I hear a guffaw from the direction of the bar.
“I don’t think he’s going to find it too hard to find new friends,” I say. “I’m just finding him a little bit—you know.”
“Aww, he’s not that bad,” Amy says, but I can tell by the guarded way she stirs her drink with her straw that he is that bad and probably more besides. I stare into my drink for a bit and check my phone. No messages. I don’t know why I thought there would be. Then Amy nudges me.
“Okay, let’s split. Paddy’ll be okay. Let’s down these and go find some fun.”
***
Go find some fun translates to wandering around town for bit, trying to find a bar where the bouncers will let us in. Despite us completely adhering to all dress codes (if anything, Amy’s the one on shaky ground, wearing a hot-pink tutu), we’re turned away from three other pubs. The fact that two of them seemed quite happy to let Amy in when they thought she was a sole agent says it all, really.

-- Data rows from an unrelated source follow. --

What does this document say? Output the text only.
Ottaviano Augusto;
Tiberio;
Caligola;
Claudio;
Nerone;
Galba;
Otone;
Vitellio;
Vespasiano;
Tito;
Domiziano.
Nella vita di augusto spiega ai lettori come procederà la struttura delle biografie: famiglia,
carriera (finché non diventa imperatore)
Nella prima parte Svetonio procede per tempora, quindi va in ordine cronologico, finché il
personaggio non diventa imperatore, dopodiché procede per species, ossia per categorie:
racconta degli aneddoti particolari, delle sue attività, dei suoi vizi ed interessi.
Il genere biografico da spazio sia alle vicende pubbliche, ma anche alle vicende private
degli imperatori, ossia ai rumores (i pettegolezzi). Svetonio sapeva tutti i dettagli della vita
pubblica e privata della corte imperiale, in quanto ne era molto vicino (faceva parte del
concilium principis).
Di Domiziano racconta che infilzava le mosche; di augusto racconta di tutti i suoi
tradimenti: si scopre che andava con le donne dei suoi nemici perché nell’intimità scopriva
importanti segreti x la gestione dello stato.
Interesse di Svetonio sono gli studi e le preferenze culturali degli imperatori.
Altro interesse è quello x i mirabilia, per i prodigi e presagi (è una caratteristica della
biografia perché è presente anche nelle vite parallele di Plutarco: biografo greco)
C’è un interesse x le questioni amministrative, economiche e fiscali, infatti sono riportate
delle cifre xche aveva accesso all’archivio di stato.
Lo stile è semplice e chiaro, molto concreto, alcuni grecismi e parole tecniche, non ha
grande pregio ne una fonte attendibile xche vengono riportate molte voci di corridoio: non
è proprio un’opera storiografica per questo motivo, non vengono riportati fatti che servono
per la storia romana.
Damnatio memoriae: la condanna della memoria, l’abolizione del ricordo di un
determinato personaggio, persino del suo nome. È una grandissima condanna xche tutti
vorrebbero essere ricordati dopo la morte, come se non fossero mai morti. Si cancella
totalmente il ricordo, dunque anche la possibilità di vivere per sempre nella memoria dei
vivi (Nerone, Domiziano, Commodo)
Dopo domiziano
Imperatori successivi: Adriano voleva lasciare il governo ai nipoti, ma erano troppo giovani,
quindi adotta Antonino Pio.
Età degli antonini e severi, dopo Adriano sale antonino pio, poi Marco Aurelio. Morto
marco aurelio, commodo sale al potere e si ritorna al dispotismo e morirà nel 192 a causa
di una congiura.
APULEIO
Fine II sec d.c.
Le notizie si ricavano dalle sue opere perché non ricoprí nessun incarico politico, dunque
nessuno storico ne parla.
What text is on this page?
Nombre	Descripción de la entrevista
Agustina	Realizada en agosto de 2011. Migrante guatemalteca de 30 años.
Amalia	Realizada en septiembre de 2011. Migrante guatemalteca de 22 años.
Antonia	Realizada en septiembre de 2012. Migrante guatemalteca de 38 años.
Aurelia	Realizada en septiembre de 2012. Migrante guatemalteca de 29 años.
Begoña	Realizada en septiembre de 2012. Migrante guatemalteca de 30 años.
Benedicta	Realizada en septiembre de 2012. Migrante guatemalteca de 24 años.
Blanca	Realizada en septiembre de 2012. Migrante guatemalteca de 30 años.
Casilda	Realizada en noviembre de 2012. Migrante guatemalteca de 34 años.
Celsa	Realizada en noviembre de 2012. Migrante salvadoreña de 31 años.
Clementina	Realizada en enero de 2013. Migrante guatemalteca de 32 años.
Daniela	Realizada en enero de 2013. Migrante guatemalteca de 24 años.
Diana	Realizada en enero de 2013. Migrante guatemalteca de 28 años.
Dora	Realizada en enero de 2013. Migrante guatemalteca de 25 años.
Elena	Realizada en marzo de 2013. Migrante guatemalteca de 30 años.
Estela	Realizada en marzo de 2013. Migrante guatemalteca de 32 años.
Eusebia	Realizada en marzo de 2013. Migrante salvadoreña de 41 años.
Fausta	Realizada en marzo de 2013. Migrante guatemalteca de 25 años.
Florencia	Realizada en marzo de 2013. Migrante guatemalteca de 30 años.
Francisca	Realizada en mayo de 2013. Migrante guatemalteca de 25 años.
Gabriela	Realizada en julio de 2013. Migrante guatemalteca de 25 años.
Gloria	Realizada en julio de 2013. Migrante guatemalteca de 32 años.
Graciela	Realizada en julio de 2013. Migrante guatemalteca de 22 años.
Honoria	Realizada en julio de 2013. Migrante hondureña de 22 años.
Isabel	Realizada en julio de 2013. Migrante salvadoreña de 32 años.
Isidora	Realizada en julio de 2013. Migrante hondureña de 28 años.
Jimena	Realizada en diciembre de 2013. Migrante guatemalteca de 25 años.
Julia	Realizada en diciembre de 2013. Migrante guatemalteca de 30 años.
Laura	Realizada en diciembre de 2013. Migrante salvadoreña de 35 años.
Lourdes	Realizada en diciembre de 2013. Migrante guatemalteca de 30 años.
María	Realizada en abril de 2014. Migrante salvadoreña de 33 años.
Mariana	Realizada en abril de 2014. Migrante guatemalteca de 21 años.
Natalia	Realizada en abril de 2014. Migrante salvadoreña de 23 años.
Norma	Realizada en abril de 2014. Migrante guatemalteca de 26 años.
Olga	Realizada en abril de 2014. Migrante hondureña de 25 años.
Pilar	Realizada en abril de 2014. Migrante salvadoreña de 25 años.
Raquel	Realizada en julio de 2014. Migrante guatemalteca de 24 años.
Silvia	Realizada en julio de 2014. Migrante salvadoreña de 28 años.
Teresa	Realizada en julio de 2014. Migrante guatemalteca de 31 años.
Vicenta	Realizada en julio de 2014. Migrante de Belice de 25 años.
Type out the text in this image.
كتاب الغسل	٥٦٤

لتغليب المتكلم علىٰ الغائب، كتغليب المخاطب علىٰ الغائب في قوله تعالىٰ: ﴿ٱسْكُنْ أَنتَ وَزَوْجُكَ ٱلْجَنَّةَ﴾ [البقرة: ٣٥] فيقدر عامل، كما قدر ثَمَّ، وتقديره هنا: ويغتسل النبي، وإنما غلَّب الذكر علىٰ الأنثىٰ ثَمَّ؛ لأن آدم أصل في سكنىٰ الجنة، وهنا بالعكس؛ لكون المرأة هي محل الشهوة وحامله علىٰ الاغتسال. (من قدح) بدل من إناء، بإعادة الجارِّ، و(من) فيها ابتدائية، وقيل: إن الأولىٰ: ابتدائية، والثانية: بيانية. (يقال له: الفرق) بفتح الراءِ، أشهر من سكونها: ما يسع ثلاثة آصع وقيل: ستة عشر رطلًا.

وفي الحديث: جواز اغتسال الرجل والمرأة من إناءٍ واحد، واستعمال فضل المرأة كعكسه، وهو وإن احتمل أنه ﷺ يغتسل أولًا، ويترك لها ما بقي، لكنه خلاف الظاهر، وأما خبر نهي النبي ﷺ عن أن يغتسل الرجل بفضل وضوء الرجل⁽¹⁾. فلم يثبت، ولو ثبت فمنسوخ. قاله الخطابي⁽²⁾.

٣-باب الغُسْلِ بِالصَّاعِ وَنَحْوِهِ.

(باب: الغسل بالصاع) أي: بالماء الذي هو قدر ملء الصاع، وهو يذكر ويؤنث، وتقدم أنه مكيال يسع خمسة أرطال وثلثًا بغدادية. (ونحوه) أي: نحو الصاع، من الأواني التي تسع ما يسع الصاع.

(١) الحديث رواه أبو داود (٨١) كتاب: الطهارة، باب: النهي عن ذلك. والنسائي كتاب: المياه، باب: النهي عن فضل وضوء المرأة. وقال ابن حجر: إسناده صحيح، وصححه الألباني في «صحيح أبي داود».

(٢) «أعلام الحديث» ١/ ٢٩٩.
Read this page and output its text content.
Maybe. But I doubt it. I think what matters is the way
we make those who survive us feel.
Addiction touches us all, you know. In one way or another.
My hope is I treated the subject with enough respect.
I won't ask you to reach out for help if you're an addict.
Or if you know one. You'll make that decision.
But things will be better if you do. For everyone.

In a way, I wish the last one we went to had sent us on our way, too. Then I’d have had the perfect excuse to go home and put all of this behind me. But no, this dive’s bouncer gives us a distasteful look but waves us in, and now we’re huddled in the corner, drinking bottles of cider, our voices drowned out by the music. I think they’re having a nineties rave night here. We try to talk, but it’s futile. Maybe we should have stayed at Sanford’s after all.
I steal a glance at my phone, mainly so I can see how late it is. 10:15. Blimey, I can’t remember the last time I was out this late. Usually I’m cruising the highways and byways of the internet now, surveying my domains, terrorizing the locals. Instead I’m cowering in a corner drinking something that might be apples dissolved in battery acid, trying not to make eye contact with anyone. Oh, how the mighty have fallen.
Finally Amy gestures that we should leave and all I can do is hold in a big sigh of relief. Now I just have to suffer a couple of hours in a student nightclub, and then I can go home.